Friends of WOSC Performing Arts re-introduced musical theatre to Altus with a production of Annie July 30 – Aug. 1. Actors and actresses came from far and wide to audition for the musical Annie in June in Altus. Their hard work culminated in a weekend full of great shows.
Annie, the original Broadway production, opened in 1977 and ran for nearly six years, setting a record for the Alvin Theatre (now the Neil Simon Theatre). The show won seven Tony Awards, including the Tony Award for Best Musical. The musical’s songs “Tomorrow” and “It’s the Hard Knock Life” are among its most popular musical numbers.
Annie is based on the popular Harold Gray comic strip Little Orphan Annie. Set during the Great Depression, Annie, portrayed by Cassie Magrath of Lawton, and the other orphans are forced to work their fingers to the bone to “make this dump shine like the top of the Chrysler Building.”
Annie is eventually asked to come stay with Oliver Warbucks, the billionaire, for Christmas. Warbucks was played by Zach Perry of Hobart. Warbucks wants to adopt Annie, but Annie insists she has parents who are looking for her, so they go on a radio show with Bert Healy, played by Daniel Johnson of Altus. Warbucks offers $50,000 dollars to anyone who can prove they are Annie’s parents.
Thousands of people try to scam Warbucks out of the $50,000, including Miss Hannigan, the head of the orphanage, played by Becky Ross of Hobart. Miss Hannigan’s brother, Rooster, played by Carson Guthrie of Weatherford, and his girlfriend Lily, played by Blair Barnett Foley of Arapaho, connived with Miss Hannigan to get the $50,000 by pretending to be Annie’s parents.
Eventually, it’s discovered that Annie’s parents are dead, and Miss Hannigan, Rooster, and Lily are arrested.
This show was well-cast. From the very beginning, when Magrath’s Annie begins singing “Maybe,” you know you were in for a great show. Magrath was an entertaining and adorable Annie. She performed well and the audience clearly loved her. Magrath’s solo musical numbers included “Maybe,” and “Tomorrow,” but she also performed in several other numbers, including “Hard-Knock Life” and “I Don’t Need Anything but You.” She has the makings of a great stage vocalist and actress and I look forward to seeing what she does in the future.
The orphans were extremely entertaining. They performed the choreography during musical numbers like champions. My favorite was “You’re Never Fully Dressed Without a Smile.” The choreography included tap dancing and if you didn’t know most of these kids didn’t have dance experience, you never would have known from this performance. The audience shared my enthusiasm for this number, judging by the reactions of those inside the full theatre.

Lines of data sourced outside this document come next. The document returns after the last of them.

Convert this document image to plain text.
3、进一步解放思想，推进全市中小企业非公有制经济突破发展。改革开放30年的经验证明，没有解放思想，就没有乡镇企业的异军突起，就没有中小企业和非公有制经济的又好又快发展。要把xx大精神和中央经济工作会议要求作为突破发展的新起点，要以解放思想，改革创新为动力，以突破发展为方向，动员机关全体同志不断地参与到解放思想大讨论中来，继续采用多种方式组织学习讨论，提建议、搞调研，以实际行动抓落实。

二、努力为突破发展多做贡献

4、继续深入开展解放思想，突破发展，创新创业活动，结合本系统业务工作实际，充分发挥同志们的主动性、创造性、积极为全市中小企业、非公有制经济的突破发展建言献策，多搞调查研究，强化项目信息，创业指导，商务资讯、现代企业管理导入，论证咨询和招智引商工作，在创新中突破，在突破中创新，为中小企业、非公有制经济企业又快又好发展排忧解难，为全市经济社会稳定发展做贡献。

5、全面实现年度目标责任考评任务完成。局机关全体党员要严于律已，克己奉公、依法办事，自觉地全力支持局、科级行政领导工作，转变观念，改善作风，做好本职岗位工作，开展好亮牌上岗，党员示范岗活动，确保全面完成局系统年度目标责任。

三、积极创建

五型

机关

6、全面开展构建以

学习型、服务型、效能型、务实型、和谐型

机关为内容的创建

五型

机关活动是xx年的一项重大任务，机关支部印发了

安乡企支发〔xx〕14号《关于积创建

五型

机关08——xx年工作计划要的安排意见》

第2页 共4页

The orphans were played by:
Other standout performances included Miss Hannigan, Rooster, and Lily. Ross was a great choice for Miss Hannigan. She was hilarious and kept the audience laughing every time she was on stage. However, the best performance of the show was Miss Hannigan, Rooster (Guthrie), and Lily (Foley) performing “Easy Street.” The choreography was great, and they performed it seemingly with ease. It’s no easy feat performing choreography while singing but these three did it beautifully.
It’s said that there are no small parts, only small actors. Well, Daniel Johnson proved that even so-called “small” parts can become big parts with the right actor. Johnson played radio personality Bert Healy and he was one of my favorite performers of the show. He was funny and outgoing. He also sings very well as he demonstrated with “You’re Never Fully Dressed Without a Smile.”
Other great performances came from Warbucks (Perry), Grace Farrell (MiKayla Reuter of Altus), and Roosevelt (Chad Wiginton of Altus).
No show is complete without a great team of producers, set and costume designers, and choreographers. Director Julie K. Barnett, Music Director Kimberly Duffy Duerksen, and Choreographer Leah Wall, did an outstanding job bringing this production to life.